The High-performance NAS Platform is the fastest filer node to date, and Hitachi Data Systems will continue to enhance offerings at the node level, as well as ensure a path to storage-grids for organizations that exceed the throughput of the High-performance NAS Platform. The High-performance NAS Platform supports all lines of storage offered by Hitachi Data Systems. Organizations can have the industrys most powerful storage and the fastest NAS in one solution.

Architecting a Better Network Storage Solution


It Starts with the Hardware Design Looking at the network sectors technology advancements, networking progressed from routing functionality on standard UNIX servers, to specialized CPU-based appliances, to hardware-based router and switch solutions, where all processing is handled in the hardware, utilizing custom firmware and operating systems to drive the chipsets. SiliconServer Architecture was an evolutionary design that applied these proven market fundamentals to the NAS market. The goals were to solve the many pain points experienced by organizations currently employing NAS and SAN in the areas of performance, scalability, backup, management, and ease of use. The requirements were to build the best possible single or clustered NAS server that could track and even exceed the requirements of most customers, and could also be leveraged to create a simpler storage grid to scale even further as the data crunch continued to grow. To create the next-generation NAS server, the architecture required: Significantly higher throughput and IOPS than CPU-based appliances and servers Highly scalable storage capacity that would not reduce system performance The ability to virtualize storage in order to extract maximum performance Adherence to traditional protocol standards Flexibility to add new innovative features and new protocol standards Unlike conventional CPU-based NAS architectures, where you never really know how fast they are going to go until you try them, SiliconServer Architecture is designed from the start to achieve a certain level of performance. The design engineers decide up front how fast they want it to go based on what they think is achievable at acceptable cost with the appropriate technologies. This is the beauty of a silicon-based design. The on-paper goals translate directly into the final product capabilities. SiliconServer Architecture has consistently produced the sought-after performance anticipated in the design process and has met or exceeded customer expectations for a network storage solution.

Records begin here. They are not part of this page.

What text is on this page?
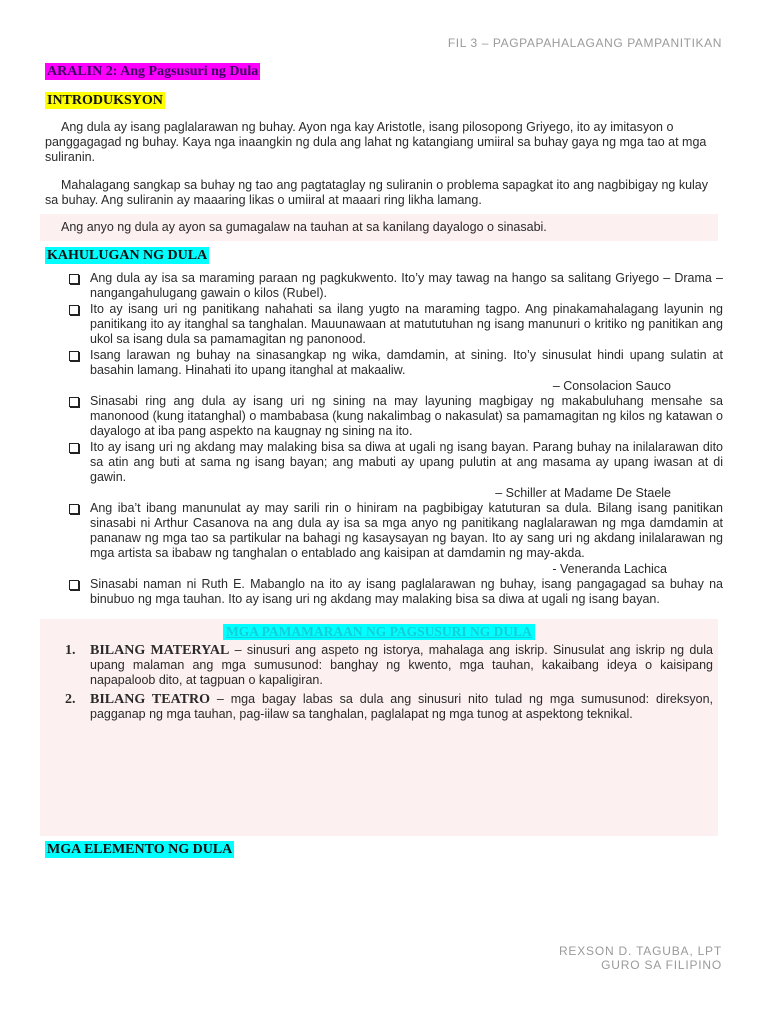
FIL 3 – PAGPAPAHALAGANG PAMPANITIKAN
ARALIN 2: Ang Pagsusuri ng Dula
INTRODUKSYON

Ang dula ay isang paglalarawan ng buhay. Ayon nga kay Aristotle, isang pilosopong Griyego, ito ay imitasyon o panggagagad ng buhay. Kaya nga inaangkin ng dula ang lahat ng katangiang umiiral sa buhay gaya ng mga tao at mga suliranin.

Mahalagang sangkap sa buhay ng tao ang pagtataglay ng suliranin o problema sapagkat ito ang nagbibigay ng kulay sa buhay. Ang suliranin ay maaaring likas o umiiral at maaari ring likha lamang.

Ang anyo ng dula ay ayon sa gumagalaw na tauhan at sa kanilang dayalogo o sinasabi.

KAHULUGAN NG DULA
Ang dula ay isa sa maraming paraan ng pagkukwento. Ito’y may tawag na hango sa salitang Griyego – Drama – nangangahulugang gawain o kilos (Rubel).
Ito ay isang uri ng panitikang nahahati sa ilang yugto na maraming tagpo. Ang pinakamahalagang layunin ng panitikang ito ay itanghal sa tanghalan. Mauunawaan at matututuhan ng isang manunuri o kritiko ng panitikan ang ukol sa isang dula sa pamamagitan ng panonood.
Isang larawan ng buhay na sinasangkap ng wika, damdamin, at sining. Ito’y sinusulat hindi upang sulatin at basahin lamang. Hinahati ito upang itanghal at makaaliw.
– Consolacion Sauco
Sinasabi ring ang dula ay isang uri ng sining na may layuning magbigay ng makabuluhang mensahe sa manonood (kung itatanghal) o mambabasa (kung nakalimbag o nakasulat) sa pamamagitan ng kilos ng katawan o dayalogo at iba pang aspekto na kaugnay ng sining na ito.
Ito ay isang uri ng akdang may malaking bisa sa diwa at ugali ng isang bayan. Parang buhay na inilalarawan dito sa atin ang buti at sama ng isang bayan; ang mabuti ay upang pulutin at ang masama ay upang iwasan at di gawin.
– Schiller at Madame De Staele
Ang iba’t ibang manunulat ay may sarili rin o hiniram na pagbibigay katuturan sa dula. Bilang isang panitikan sinasabi ni Arthur Casanova na ang dula ay isa sa mga anyo ng panitikang naglalarawan ng mga damdamin at pananaw ng mga tao sa partikular na bahagi ng kasaysayan ng bayan. Ito ay sang uri ng akdang inilalarawan ng mga artista sa ibabaw ng tanghalan o entablado ang kaisipan at damdamin ng may-akda.
- Veneranda Lachica
Sinasabi naman ni Ruth E. Mabanglo na ito ay isang paglalarawan ng buhay, isang pangagagad sa buhay na binubuo ng mga tauhan. Ito ay isang uri ng akdang may malaking bisa sa diwa at ugali ng isang bayan.
MGA PAMAMARAAN NG PAGSUSURI NG DULA
1. BILANG MATERYAL – sinusuri ang aspeto ng istorya, mahalaga ang iskrip. Sinusulat ang iskrip ng dula upang malaman ang mga sumusunod: banghay ng kwento, mga tauhan, kakaibang ideya o kaisipang napapaloob dito, at tagpuan o kapaligiran.
2. BILANG TEATRO – mga bagay labas sa dula ang sinusuri nito tulad ng mga sumusunod: direksyon, pagganap ng mga tauhan, pag-iilaw sa tanghalan, paglalapat ng mga tunog at aspektong teknikal.
MGA ELEMENTO NG DULA
REXSON D. TAGUBA, LPT
GURO SA FILIPINO
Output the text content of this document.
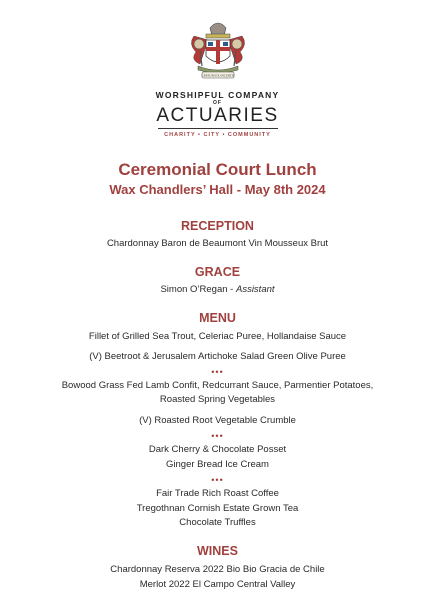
CERTUM EX INCERTIS
WORSHIPFUL COMPANY
OF
ACTUARIES
CHARITY • CITY • COMMUNITY
Ceremonial Court Lunch
Wax Chandlers’ Hall - May 8th 2024
RECEPTION
Chardonnay Baron de Beaumont Vin Mousseux Brut
GRACE
Simon O’Regan - Assistant
MENU
Fillet of Grilled Sea Trout, Celeriac Puree, Hollandaise Sauce
(V) Beetroot & Jerusalem Artichoke Salad Green Olive Puree
•••
Bowood Grass Fed Lamb Confit, Redcurrant Sauce, Parmentier Potatoes,
Roasted Spring Vegetables
(V) Roasted Root Vegetable Crumble
•••
Dark Cherry & Chocolate Posset
Ginger Bread Ice Cream
•••
Fair Trade Rich Roast Coffee
Tregothnan Cornish Estate Grown Tea
Chocolate Truffles
WINES
Chardonnay Reserva 2022 Bio Bio Gracia de Chile
Merlot 2022 El Campo Central Valley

The Modular Chassis The High-performance NAS Platform chassis design was the first critical design consideration, as it would need to scale through newer generations of modules supporting increased throughput, IOPS, and scalability. The modular chassis design therefore needed to scale to 40Gbit/sec total throughput. The passive backplane design was chosen to support these requirements. The backplane has no active components and creates the foundation for a high-availability design, which includes dual redundant hot-pluggable power supplies and fans, as well as dual battery backup for NVRAM.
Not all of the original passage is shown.